Dans la nuit, et sans même attendre sa réunion de mardi, la Réserve fédérale américaine avait abaissé en urgence son taux d'escompte, l'un de ses principaux taux directeurs, de 3,25 % à 3 %. Elle avait aussi annoncé la création d'une nouvelle facilité de crédit pour aider les grandes institutions à prêter aux autres acteurs financiers. Dans un communiqué, la Fed avait expliqué vouloir "injecter davantage de liquidités dans les marchés et aider à leur bon fonctionnement".
Cette nouvelle intervention en catastrophe de la Banque centrale américaine, loin de rassurer les marchés, a renforcé leurs inquiétudes. Les économistes ne craignent plus seulement l'entrée en récession de la première économie mondiale, ils se demandent si ce n'est pas l'ensemble du système financier américain qui est en train de s'écrouler, avec des risques de faillites bancaires en cascade, comme les Etats-Unis en avaient connu durant la Grande Dépression. Dimanche, Wall Street avait reçu un autre choc avec l'annonce du rachat de la banque d'affaires Bear Stearns (BSC) par JP Morgan pour un prix de 238 millions de dollars, un montant dérisoire lorsqu'on sait que le seul siège de BSC est évalué à plus de 1 milliard.

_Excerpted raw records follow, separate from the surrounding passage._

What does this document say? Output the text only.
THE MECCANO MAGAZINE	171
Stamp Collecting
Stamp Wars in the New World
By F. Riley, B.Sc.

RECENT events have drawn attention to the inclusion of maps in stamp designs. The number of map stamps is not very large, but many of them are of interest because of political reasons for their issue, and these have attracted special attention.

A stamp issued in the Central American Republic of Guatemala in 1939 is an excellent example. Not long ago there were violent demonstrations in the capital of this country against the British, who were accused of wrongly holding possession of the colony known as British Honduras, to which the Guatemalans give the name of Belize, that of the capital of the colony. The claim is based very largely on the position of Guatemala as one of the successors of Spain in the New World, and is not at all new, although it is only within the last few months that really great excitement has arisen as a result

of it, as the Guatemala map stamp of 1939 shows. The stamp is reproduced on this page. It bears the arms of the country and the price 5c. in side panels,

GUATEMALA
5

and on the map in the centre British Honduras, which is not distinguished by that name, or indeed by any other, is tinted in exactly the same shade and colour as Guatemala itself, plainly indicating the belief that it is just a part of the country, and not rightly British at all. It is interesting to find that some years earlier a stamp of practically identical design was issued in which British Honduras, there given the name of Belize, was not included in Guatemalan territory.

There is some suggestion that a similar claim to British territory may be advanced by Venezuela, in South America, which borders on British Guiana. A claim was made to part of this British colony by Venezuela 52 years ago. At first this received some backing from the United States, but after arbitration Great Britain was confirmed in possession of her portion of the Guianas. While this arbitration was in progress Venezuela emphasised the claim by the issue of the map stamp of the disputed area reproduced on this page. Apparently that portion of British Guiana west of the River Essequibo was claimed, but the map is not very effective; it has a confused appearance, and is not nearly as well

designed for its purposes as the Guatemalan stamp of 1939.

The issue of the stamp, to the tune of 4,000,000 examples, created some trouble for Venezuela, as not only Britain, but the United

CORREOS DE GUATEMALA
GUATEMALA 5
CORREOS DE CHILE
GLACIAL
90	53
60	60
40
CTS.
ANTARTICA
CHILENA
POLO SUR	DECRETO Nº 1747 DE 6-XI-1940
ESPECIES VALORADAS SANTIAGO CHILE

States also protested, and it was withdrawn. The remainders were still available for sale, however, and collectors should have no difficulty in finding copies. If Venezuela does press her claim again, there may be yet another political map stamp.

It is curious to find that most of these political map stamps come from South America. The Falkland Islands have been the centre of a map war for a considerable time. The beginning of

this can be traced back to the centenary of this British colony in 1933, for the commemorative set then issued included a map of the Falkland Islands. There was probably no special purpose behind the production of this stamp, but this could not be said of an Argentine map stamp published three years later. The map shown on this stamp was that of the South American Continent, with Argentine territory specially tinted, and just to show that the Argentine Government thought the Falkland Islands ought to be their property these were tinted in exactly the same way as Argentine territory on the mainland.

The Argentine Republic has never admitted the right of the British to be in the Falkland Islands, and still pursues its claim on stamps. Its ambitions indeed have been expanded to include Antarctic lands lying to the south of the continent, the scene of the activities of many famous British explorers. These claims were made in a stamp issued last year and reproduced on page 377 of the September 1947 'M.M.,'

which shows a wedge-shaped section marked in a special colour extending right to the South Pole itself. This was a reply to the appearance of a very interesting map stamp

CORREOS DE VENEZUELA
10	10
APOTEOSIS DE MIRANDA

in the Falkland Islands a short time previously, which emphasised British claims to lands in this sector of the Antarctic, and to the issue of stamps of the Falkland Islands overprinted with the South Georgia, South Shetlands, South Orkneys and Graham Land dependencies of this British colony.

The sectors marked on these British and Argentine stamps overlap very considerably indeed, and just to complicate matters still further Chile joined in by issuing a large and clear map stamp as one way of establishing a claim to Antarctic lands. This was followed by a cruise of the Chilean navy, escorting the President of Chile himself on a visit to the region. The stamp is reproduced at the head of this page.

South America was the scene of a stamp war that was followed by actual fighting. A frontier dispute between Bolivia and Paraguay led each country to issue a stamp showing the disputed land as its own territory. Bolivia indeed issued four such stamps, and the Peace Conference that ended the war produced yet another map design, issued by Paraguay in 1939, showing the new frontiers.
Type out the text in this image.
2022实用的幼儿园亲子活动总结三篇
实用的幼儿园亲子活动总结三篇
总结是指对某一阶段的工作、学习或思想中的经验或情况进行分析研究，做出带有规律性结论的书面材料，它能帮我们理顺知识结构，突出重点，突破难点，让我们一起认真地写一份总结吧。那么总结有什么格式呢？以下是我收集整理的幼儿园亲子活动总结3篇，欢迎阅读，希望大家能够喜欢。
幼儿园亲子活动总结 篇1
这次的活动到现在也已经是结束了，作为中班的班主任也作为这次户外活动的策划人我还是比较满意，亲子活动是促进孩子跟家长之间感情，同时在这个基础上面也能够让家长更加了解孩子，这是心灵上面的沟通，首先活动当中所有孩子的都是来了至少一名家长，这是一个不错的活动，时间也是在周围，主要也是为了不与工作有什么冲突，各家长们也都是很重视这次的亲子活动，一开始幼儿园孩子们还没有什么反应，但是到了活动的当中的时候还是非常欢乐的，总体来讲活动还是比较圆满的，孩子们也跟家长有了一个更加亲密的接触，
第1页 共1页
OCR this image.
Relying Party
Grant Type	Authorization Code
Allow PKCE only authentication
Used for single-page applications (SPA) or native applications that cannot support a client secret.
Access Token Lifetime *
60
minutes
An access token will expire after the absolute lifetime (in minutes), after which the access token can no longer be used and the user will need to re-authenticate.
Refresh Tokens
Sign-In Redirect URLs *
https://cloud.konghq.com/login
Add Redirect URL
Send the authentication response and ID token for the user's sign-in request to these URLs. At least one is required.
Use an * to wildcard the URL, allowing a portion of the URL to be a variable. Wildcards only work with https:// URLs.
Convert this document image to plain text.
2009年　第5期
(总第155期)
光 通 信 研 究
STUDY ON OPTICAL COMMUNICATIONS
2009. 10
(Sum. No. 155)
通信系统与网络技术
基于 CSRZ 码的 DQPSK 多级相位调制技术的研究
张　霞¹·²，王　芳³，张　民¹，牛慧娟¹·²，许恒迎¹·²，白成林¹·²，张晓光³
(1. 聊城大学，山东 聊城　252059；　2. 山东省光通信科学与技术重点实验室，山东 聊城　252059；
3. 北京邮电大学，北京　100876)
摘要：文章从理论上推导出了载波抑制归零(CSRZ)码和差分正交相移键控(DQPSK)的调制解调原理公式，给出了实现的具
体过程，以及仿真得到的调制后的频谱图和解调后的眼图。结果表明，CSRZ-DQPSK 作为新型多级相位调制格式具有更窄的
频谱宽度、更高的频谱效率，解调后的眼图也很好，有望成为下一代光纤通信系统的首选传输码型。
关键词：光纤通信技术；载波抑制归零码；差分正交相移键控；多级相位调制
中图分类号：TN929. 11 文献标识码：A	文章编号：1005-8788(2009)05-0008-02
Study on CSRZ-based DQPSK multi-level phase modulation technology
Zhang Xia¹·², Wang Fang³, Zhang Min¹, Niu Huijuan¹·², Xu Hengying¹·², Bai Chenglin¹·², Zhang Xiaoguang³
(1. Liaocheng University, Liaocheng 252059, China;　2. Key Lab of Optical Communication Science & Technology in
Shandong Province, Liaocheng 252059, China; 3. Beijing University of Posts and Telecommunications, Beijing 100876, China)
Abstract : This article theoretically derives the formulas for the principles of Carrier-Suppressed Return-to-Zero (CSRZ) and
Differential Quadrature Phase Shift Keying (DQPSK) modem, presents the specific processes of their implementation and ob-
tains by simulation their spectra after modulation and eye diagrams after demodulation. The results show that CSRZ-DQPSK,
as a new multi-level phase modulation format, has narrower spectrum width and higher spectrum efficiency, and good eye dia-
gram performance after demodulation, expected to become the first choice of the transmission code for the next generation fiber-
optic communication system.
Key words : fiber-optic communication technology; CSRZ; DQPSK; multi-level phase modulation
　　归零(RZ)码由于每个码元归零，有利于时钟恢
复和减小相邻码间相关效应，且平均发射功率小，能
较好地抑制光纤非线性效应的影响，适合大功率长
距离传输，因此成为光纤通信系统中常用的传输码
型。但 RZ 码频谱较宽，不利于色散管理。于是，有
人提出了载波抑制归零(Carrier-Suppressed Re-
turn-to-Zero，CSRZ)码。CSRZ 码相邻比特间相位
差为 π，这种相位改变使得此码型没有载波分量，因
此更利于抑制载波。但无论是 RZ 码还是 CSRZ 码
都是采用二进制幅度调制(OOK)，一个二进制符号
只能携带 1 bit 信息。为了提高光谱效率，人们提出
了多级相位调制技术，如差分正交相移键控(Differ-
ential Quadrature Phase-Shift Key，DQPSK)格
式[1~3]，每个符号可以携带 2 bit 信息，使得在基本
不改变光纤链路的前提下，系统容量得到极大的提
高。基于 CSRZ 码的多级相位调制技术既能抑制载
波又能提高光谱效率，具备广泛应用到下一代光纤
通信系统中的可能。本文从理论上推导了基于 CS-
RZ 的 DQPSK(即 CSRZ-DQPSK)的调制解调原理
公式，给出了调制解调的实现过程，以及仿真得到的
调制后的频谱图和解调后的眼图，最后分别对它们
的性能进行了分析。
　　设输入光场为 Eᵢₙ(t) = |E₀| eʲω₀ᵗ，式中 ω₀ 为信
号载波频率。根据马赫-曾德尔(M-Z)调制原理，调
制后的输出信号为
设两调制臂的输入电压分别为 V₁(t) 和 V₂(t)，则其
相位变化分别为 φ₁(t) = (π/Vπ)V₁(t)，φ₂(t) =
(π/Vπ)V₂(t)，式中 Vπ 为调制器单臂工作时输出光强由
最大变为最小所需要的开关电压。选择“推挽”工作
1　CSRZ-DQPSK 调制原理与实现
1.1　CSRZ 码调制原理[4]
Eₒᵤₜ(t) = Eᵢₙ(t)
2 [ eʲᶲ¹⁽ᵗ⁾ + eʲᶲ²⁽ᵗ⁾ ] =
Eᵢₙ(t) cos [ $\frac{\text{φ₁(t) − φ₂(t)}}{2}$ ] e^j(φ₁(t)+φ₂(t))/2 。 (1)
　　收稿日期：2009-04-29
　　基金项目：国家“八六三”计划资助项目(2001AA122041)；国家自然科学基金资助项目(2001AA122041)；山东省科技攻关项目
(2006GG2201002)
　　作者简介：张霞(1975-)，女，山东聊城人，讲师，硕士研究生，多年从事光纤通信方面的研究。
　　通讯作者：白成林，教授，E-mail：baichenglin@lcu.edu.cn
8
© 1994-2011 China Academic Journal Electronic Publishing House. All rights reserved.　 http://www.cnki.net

Les conseils d'administration des deux banques ont approuvé la transaction par échange d'actions, qui valorise chaque titre à seulement 2 dollars, alors que l'action Bear Stearns avait fini, vendredi, à 30 dollars. En 2007, la valeur du titre BSC avait atteint 170 dollars !
Ce prix bradé pour Bear Stearns a jeté un doute sur la valorisation boursière de tout le secteur bancaire. "Le fait que le conseil d'administration de Bear Stearns laisse ses actifs partir ainsi au rabais pose des questions sur la valeur des actifs de nombreux bilans comptables", a souligné Timothy Ghriskey, de la société Solaris Asset Management à New York.
"Le principal souci, compte tenu du rabais dont bénéficie JP Morgan pour acquérir Bear Stearns, c'est : "quelles autres institutions financières ont de la valeur dans l'environnement actuel ?"", ajoute-t-il.
Beaucoup craignent l'"effet domino". Citigroup, très investie dans les titres adossés aux crédits hypothécaires, est la plus menacée. Et quid de Lehman Brothers, qui doit publier ses comptes mardi ? En urgence, elle avait emprunté, vendredi, 2 milliards de dollars auprès d'un consortium international... et plongé de 15 % dans la journée.
"Le gouvernement fera ce qu'il faudra pour maintenir la stabilité de notre système financier", a assuré, dimanche, le secrétaire au Trésor, Henry Paulson.
Le débat est désormais engagé aux Etats-Unis. Schématiquement, deux camps se dégagent : ceux pour qui l'essentiel est d'abord d'éviter un effondrement de ce "système", aux conséquences incommensurables ; et ceux pour qui cette logique comporte autant de risques que de bénéfices.
La focalisation sur les seuls marchés financiers (baisses de taux et injections de liquidités de la Fed au profit des grands investisseurs) n'a, jusqu'ici, empêché ni la chute du dollar ni la récession. Pour ceux-là, une politique économique publique est devenue urgente.
"ETAT-RENFLOUEUR"
Pourquoi fallait-il impérativement "sauver" Bear Stearns ?, demande Le New York Times. Sa chroniqueuse Gretchen Morgenson rappelle que, dans les années 1990, on avait "laissé mourir" Lambert Drexel Burnham, emportée par ses engagements massifs sur les "obligations pourries".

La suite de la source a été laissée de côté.